The Grammy-nominated rapper said Takeoff’s untimely death in 2022 ultimately convinced him to speak up.

“I feel like your calling comes at the least expected times,” said Quavo, who also honored his nephew with their Migos bandmate Offset during the BET Awards earlier this summer.

Police say Takeoff was an innocent bystander who was shot outside a Houston bowling alley after a disagreement over a lucrative dice game led to gunfire. Takeoff's death was the latest in a string of fatal shootings in recent years that involved hip-hop stars such as Nipsey Hussle, Pop Smoke, PnB Rock and Young Dolph.

“You don't think nothing is going to happen,” Quavo continued. “I need to step up to the plate and hit a homerun. I have to do something about it, so it won't happen to the masses — especially in our culture. I don't want this to happen to the next person. I want to knock down these percentages.”

Quavo joined a panel discussion Wednesday alongside Democratic Sen. Raphael Warnock, Republican Lucy McBath — whose activism was propelled after the shooting death of her teenage son — and Greg Jackson of the Community Justice Action Fund. It was a solutions-oriented conversation on community intervention strategies, the battle with gun violence and the power in advocacy.

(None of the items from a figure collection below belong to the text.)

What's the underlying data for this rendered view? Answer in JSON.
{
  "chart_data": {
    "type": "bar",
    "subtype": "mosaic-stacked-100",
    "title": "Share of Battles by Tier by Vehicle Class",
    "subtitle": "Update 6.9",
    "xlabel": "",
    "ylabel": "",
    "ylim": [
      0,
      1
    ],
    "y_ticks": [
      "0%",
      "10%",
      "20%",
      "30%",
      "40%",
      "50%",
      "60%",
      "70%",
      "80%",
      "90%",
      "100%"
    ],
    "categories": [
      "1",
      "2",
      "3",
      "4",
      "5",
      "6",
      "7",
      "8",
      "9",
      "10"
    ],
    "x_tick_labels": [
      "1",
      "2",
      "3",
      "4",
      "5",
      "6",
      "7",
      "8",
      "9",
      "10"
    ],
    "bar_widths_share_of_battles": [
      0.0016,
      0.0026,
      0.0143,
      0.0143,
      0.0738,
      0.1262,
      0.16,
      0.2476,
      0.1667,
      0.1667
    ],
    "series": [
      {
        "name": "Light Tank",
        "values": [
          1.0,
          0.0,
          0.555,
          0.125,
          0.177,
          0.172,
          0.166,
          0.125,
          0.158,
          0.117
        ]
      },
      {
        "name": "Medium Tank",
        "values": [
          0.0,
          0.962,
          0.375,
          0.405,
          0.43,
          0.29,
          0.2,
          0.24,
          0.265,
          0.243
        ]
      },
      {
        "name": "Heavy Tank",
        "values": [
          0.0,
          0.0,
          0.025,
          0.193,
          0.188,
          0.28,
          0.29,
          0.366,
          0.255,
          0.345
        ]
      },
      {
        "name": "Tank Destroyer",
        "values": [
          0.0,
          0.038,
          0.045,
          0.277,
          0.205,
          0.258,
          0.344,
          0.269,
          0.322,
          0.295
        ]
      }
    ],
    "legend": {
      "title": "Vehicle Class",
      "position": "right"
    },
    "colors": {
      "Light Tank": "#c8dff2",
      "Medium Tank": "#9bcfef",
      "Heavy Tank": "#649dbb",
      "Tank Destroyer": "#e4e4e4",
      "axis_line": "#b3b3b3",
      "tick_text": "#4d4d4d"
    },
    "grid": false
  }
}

Earlier, Quavo arrived at the conference hand-in-hand with his sister Titania Davenport, the mother of Takeoff.

After Quavo met with Harris, the vice president praised the rapper and Davenport's “call for action” to prevent gun violence.

“We need to do better with the control of guns,” Quavo said. “We need to figure out how do we keep these types of incidents from happening to people going anywhere and thinking they can hurt somebody where it shouldn’t happen.”

After Takeoff's shooting, Quavo often asked himself “How do we use (guns) safely?"

“And how do you keep them out of the hands of people that make bad decisions?” he said. “I'm kind of in a half-and-half place. Even police have guns. Unfortunately, some of the people in our culture and loved ones have been lost to police brutality. It's all about choices and how we can put a filter on who can use these guns.”

Jackson said Quavo’s voice could make a difference. He applauded the rapper for sitting down with members of Congress, offering his firsthand insights and putting the pressure on them for impactful change.

“His voice and commitment around community violence intervention could provide more resources for those who are most at risk,” said Jackson, whose Community Justice organisation hosted Quavo for a day of advocacy. They are both pushing for passing of the Break the Cycle of Violence Act, which would provide a $6.5 billion federal grant to communities to curb gun violence, create prevention programs, job training and workforce development for youths.